Ex-Russian President's Ominous Warning About Europe's Nuclear Power Plants

Former Russian President Dmitry Medvedev warned Friday that there could be "accidents" at nuclear power plants in the European Union, while also warning against what he alleged was Ukrainian shelling near the Zaporizhzhya nuclear power plant.

Medvedev, who currently serves as deputy chair of Russia's Security Council, wrote in a Telegram post that Kyiv and the West "seem to be ready to arrange a new Chernobyl."

"Rockets and shells are falling closer and closer to the Zaporizhzhya nuclear power plant reactor and to the storage facilities for radioactive isotopes. They say it's Russia," he wrote, adding that it's "obvious" that blaming Russia is "nonsense."

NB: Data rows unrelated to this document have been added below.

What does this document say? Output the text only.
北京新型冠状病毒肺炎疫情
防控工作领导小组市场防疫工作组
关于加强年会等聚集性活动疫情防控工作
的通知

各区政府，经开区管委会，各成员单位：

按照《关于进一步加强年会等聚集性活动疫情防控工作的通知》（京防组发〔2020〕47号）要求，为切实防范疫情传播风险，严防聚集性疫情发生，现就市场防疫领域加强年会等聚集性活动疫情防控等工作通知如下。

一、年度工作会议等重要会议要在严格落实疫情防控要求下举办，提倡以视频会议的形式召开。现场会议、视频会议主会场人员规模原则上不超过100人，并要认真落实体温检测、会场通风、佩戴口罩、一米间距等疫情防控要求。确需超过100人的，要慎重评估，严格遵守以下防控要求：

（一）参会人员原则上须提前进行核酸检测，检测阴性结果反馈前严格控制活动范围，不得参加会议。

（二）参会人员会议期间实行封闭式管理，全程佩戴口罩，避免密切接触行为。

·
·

"What can I say.... We should not forget that the European Union also has nuclear power plants. And accidents are also possible there," Medvedev wrote.

The Zaporizhzhya plant is located in Russian-occupied territory in southeastern Ukraine but is still operated by Ukrainians. Russia and Ukraine have been trading accusations about carrying out dangerous shelling around the plant, which is the largest in Europe. But Medvedev's suggestion that there could be "accidents" at plants in the EU plays into fears that nuclear warfare could stem from the ongoing war in Ukraine.

Medvedev Issues Ominous Warning
Former Russian President Dmitry Medvedev said Friday that there could be "accidents" at nuclear power plants in the European Union. Above, Medvedev addresses the Congress of the United Russia Party on December, 4, 2021, in Moscow. Mikhail Svetlov/Getty Images

Ukraine's state nuclear power company, Energoatom, has accused Russia of opening fire in the area around the plant several times in recent days. In a Telegram post on Friday, Energoatom said the alleged shelling was causing a "serious risk for the safe operation of the station."

"The Ukrainian staff of the station continues to work and make every effort to ensure nuclear and radiation safety, as well as eliminate the consequences of damage," the post read. "The nuclear power plant is still occupied and controlled by the Russian military. Given that it is impossible to predict the actions of invaders, the threat to the station's physical security remains."

When the Zaporizhzhya plant was captured by Russian troops in early March, days after Russia invaded the country on February 24, Ukrainian responders reportedly had to put out a fire that temporarily broke out at the site.

The foreign ministers of G7 countries have called on Russia to relinquish control of the plant and give it back to Ukraine.

"Ukrainian staff operating the Zaporizhzhya Nuclear Power Plant must be able to carry out their duties without threats or pressure," the ministers said in a joint statement issued Wednesday. "It is Russia's continued control of the plant that endangers the region."

Newsweek reached out to the European Union and defense ministries of Russia and Ukraine for comment.